Kimberley Medendorp

Kimberly Medendorp, middle-school English teacher and co-executive director of the Peace & Justice Academy, was invited to apply to this prestigious gathering of religious leaders and educators based on her work in starting the nation’s first interfaith high school, right here in Pasadena. She is one of 25 teachers from across the United States who were accepted.

As the religious landscape of the United States has shifted, it has become ever more important for America’s K-12 students to understand its vibrant religious diversity. The Religious Worlds of New York summer institute contributes to such understanding by helping public, private, and parochial school teachers teach more effectively about the everyday lives of American religious communities.

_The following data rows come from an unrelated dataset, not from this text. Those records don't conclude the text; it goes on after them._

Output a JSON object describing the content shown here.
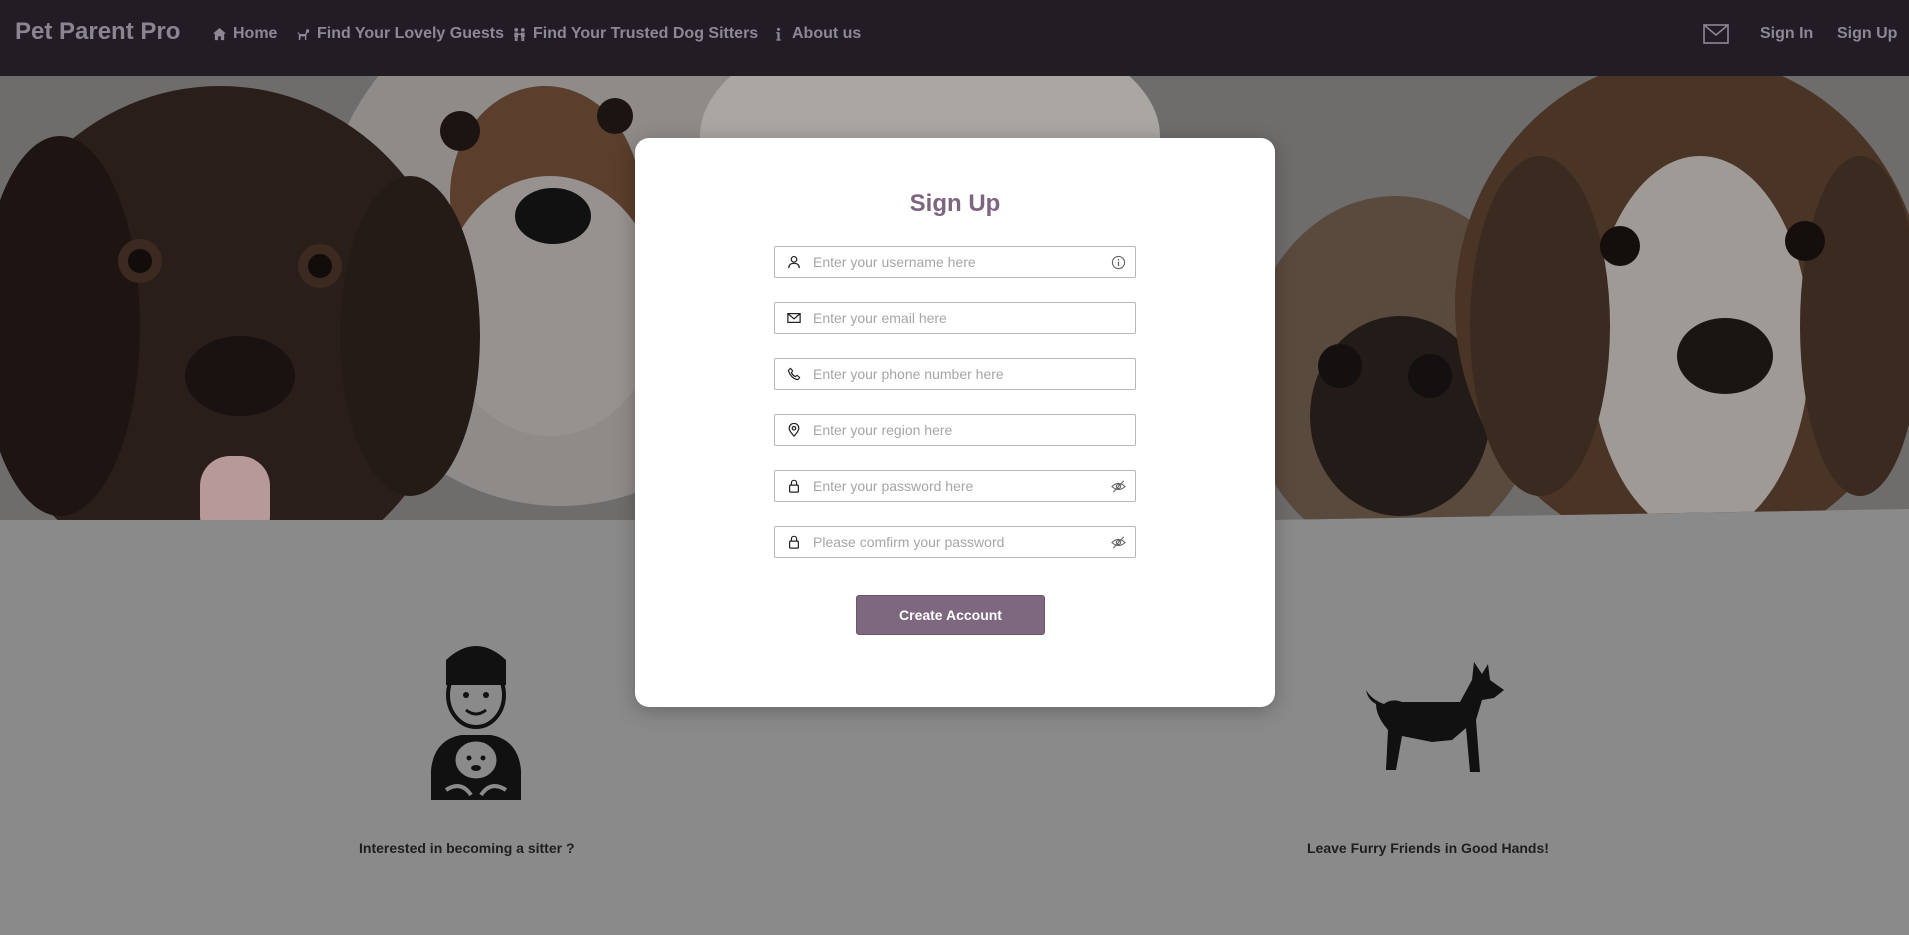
{
  "navbar": {
    "brand": "Pet Parent Pro",
    "items": [
      {
        "label": "Home",
        "icon": "home-icon"
      },
      {
        "label": "Find Your Lovely Guests",
        "icon": "dog-icon"
      },
      {
        "label": "Find Your Trusted Dog Sitters",
        "icon": "people-icon"
      },
      {
        "label": "About us",
        "icon": "info-icon"
      }
    ],
    "mail_icon": "mail-icon",
    "sign_in": "Sign In",
    "sign_up": "Sign Up"
  },
  "hero": {
    "description": "Collage of puppies background image"
  },
  "features": {
    "sitter_caption": "Interested in becoming a sitter ?",
    "owner_caption": "Leave Furry Friends in Good Hands!"
  },
  "modal": {
    "title": "Sign Up",
    "fields": [
      {
        "placeholder": "Enter your username here",
        "icon": "user-icon",
        "trail_icon": "info-circle-icon"
      },
      {
        "placeholder": "Enter your email here",
        "icon": "envelope-icon"
      },
      {
        "placeholder": "Enter your phone number here",
        "icon": "phone-icon"
      },
      {
        "placeholder": "Enter your region here",
        "icon": "location-pin-icon"
      },
      {
        "placeholder": "Enter your password here",
        "icon": "lock-icon",
        "trail_icon": "eye-slash-icon"
      },
      {
        "placeholder": "Please comfirm your password",
        "icon": "lock-icon",
        "trail_icon": "eye-slash-icon"
      }
    ],
    "submit_label": "Create Account"
  },
  "colors": {
    "navbar_bg": "#221d24",
    "accent": "#7e6880",
    "title": "#7d6580"
  }
}
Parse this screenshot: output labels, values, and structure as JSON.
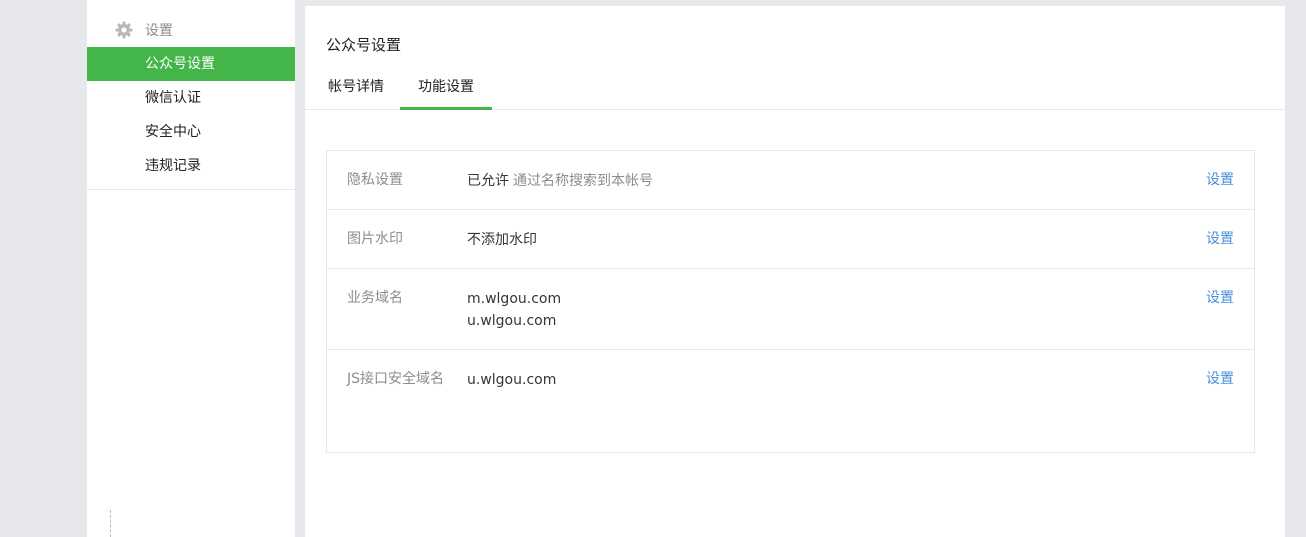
{
  "sidebar": {
    "group_title": "设置",
    "group_icon": "gear-icon",
    "items": [
      {
        "label": "公众号设置",
        "active": true
      },
      {
        "label": "微信认证",
        "active": false
      },
      {
        "label": "安全中心",
        "active": false
      },
      {
        "label": "违规记录",
        "active": false
      }
    ]
  },
  "main": {
    "title": "公众号设置",
    "tabs": [
      {
        "label": "帐号详情",
        "active": false
      },
      {
        "label": "功能设置",
        "active": true
      }
    ],
    "settings": [
      {
        "label": "隐私设置",
        "value": "已允许",
        "sub": "通过名称搜索到本帐号",
        "action": "设置"
      },
      {
        "label": "图片水印",
        "value": "不添加水印",
        "action": "设置"
      },
      {
        "label": "业务域名",
        "value_lines": [
          "m.wlgou.com",
          "u.wlgou.com"
        ],
        "action": "设置"
      },
      {
        "label": "JS接口安全域名",
        "value": "u.wlgou.com",
        "action": "设置"
      }
    ]
  },
  "colors": {
    "accent": "#44b549",
    "link": "#4a90d9",
    "muted": "#8d8d8d",
    "background": "#e7e8eb"
  }
}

The Religious Worlds Institute is a project of the Interfaith Center of New York and Union Theological Seminary, with support from the National Endowment for the Humanities. Beginning July 14, the institute will bring teachers from throughout the United States to New York City, where they will work with leading scholars of religion, meet with diverse religious leaders, visit local houses of worship, conduct field research in a religiously diverse neighborhood, and develop their own religious diversity curriculum projects. This combination of classroom and community-based education will introduce teachers to American religious diversity, help them distinguish between academic and devotional approaches to the study of religion, and give them the pedagogic tools they need to teach about contemporary lived religion.

Medendorp feels strongly that “peace should be happening because of the world’s religions, not in spite of them. This opportunity puts me in the position of the learner and increases my empathy for my students, who are also learning about the different faith traditions in America and around the globe.”

This is Medendorp’s second east coast trip this summer. She recently returned from a week in Hartford, CT at the Religious Diversity Leadership Workshop sponsored by Hartford Seminary. There, she and the other participants – a gathering of interfaith advocates, clergy, youth leaders, program administrators, educators and other professionals from diverse religious backgrounds – explored the challenges of leadership in multifaith contexts.

Medendorp sees these learning experiences as crucial to her own development and to the goals of the Peace & Justice Academy. “The common ethic across all world religions is peace and justice, but we have to see each other as humans first.”